Wireless broadband speeds that fast–rivaling the broadband speeds currently delivered by wired broadband providers–open up new doors for businesses and business professionals. Customers located in rural markets with no access to wired broadband may now have an option to subscribe to equivalent service through 4G / LTE wireless broadband.
For customers in rural areas, as well as customers already served by wired broadband options, LTE broadband speeds also provide an opportunity to converge services and cut costs. If the wireless broadband alone is sufficient, businesses and business professionals don’t need to pay for both wired and wireless broadband. If one of the two is going to get cut, it makes sense to drop the wired broadband and stick with the one that allows the flexibility to connect from wherever and whenever you need to (assuming there is a signal).
Of course, wired broadband providers are working to push the envelope and exponentially increase the bandwidth they deliver. While speeds of 5 to 10mbps are common with cable modem and DSL broadband today, wired broadband providers are working toward 50mbps speeds.
FCC chairman Julius Genachowski recently unveiled a proposal to push for 100mbps broadband for 100 million Americans by 2020. Google, wanting to really push the envelope, plans to pilot test Gigabit broadband–delivering bandwidth ten times what the FCC has outlined.

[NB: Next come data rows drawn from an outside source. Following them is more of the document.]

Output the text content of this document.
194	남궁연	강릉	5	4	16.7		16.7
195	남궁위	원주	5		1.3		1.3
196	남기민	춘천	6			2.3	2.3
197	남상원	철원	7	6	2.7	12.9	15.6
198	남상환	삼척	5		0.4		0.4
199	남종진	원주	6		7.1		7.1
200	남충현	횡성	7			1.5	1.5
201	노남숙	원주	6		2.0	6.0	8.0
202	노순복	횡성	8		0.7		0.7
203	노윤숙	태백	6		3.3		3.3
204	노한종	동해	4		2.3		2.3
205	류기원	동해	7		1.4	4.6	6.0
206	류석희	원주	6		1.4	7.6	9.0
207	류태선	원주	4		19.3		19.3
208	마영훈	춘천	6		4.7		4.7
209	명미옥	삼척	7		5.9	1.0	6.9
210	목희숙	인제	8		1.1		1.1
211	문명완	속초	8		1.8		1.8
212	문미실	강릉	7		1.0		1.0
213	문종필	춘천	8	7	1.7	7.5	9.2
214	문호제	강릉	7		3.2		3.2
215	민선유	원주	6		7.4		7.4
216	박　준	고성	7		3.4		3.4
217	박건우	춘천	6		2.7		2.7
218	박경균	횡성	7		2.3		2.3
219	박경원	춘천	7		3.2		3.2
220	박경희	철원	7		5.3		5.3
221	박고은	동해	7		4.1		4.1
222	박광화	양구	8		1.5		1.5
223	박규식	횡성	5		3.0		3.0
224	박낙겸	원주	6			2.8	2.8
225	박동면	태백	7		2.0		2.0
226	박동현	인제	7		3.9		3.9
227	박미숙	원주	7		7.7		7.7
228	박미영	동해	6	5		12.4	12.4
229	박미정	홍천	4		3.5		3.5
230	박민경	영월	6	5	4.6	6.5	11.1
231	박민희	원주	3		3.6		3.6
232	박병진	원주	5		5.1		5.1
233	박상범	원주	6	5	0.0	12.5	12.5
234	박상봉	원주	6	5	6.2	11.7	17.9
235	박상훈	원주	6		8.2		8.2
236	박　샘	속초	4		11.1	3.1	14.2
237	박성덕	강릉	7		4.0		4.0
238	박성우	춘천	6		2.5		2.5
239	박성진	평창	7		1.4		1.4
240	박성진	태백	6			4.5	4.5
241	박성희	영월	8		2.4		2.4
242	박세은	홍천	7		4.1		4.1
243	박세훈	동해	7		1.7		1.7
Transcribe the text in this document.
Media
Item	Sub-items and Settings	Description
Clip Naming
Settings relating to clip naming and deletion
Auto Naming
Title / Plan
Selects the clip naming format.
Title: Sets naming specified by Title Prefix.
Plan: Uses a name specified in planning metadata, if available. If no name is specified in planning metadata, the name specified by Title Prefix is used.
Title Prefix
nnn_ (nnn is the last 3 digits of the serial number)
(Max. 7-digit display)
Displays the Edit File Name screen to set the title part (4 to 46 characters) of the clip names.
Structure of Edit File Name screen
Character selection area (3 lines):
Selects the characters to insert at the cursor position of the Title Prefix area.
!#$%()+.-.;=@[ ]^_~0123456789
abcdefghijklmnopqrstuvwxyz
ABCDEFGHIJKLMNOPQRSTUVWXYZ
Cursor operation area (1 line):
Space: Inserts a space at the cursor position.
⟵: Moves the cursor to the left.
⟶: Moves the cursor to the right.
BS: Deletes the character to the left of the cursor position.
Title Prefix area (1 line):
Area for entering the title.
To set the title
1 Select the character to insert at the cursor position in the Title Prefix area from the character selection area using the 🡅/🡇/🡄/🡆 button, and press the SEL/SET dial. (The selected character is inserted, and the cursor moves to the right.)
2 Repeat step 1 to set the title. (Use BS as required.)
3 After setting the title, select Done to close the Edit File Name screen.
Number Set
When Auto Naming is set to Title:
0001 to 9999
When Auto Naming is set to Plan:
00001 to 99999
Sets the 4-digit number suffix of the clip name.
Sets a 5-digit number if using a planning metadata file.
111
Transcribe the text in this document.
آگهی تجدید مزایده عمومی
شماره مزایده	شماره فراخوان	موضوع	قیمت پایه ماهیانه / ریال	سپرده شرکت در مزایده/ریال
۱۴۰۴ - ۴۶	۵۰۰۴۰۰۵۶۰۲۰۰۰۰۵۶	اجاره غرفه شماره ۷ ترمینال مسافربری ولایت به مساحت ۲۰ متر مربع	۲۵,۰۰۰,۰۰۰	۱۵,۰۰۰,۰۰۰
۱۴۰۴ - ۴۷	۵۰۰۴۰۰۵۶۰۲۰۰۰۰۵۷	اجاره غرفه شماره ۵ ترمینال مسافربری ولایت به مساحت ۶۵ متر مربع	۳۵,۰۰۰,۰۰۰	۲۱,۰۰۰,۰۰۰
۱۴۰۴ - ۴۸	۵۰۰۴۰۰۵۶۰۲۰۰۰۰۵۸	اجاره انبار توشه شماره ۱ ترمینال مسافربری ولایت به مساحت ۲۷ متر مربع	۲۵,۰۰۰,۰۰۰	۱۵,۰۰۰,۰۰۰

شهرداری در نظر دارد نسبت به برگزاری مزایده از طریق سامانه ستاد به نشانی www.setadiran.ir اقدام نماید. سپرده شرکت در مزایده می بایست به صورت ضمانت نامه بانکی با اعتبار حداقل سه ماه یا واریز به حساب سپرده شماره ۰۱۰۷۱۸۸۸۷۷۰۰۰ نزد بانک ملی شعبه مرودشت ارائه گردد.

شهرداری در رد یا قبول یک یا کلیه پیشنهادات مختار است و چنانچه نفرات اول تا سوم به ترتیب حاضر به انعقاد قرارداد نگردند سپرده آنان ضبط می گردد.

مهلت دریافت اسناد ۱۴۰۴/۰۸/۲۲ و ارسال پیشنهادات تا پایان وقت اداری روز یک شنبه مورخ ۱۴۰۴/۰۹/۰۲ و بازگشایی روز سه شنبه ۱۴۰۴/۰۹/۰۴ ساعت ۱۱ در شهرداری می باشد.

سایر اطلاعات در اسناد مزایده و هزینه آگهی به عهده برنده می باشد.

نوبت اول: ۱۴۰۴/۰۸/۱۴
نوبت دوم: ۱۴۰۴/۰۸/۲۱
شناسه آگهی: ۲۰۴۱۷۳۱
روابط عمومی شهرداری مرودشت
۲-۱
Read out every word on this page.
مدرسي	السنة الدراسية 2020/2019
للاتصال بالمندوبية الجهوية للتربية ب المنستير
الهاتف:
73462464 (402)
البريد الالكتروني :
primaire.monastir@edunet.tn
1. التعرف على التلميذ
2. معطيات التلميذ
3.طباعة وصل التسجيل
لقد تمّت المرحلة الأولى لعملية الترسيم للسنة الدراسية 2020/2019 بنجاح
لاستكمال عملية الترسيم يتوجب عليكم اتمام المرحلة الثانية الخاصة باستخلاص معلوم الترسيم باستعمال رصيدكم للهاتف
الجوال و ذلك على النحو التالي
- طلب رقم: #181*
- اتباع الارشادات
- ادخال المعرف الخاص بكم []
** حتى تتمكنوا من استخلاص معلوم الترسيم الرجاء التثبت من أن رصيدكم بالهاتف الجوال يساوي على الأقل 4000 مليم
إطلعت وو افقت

The bottom line is that, while 4G / LTE wireless broadband is catching up to where the average wired broadband is today, wired broadband is not stagnant and will soon deliver even faster speeds. Certainly, customers satisfied with today’s wired broadband speeds can still opt to eliminate one and rely solely on the 4g / LTE wireless broadband. However, many customers will still embrace the bleeding edge speeds that wired broadband is striving for.
Tony Melone, senior vice president and chief technical officer at Verizon Wireless, said in a statement “As device makers, manufacturers and others around the world begin to introduce newer and faster products to take advantage of these incredible new speeds, Verizon Wireless will be positioned to offer our customers new and exciting products on the nation’s first 4G LTE network.”
AT&T is not as far along in its 4G testing or rollout as Verizon–possibly a year or more behind where Verizon is. However, AT&T has consistently proven itself as the fastest 3G network, so it will be interesting to see what kind of speed AT&T can deliver when it catches up on implementing the next generation wireless technology.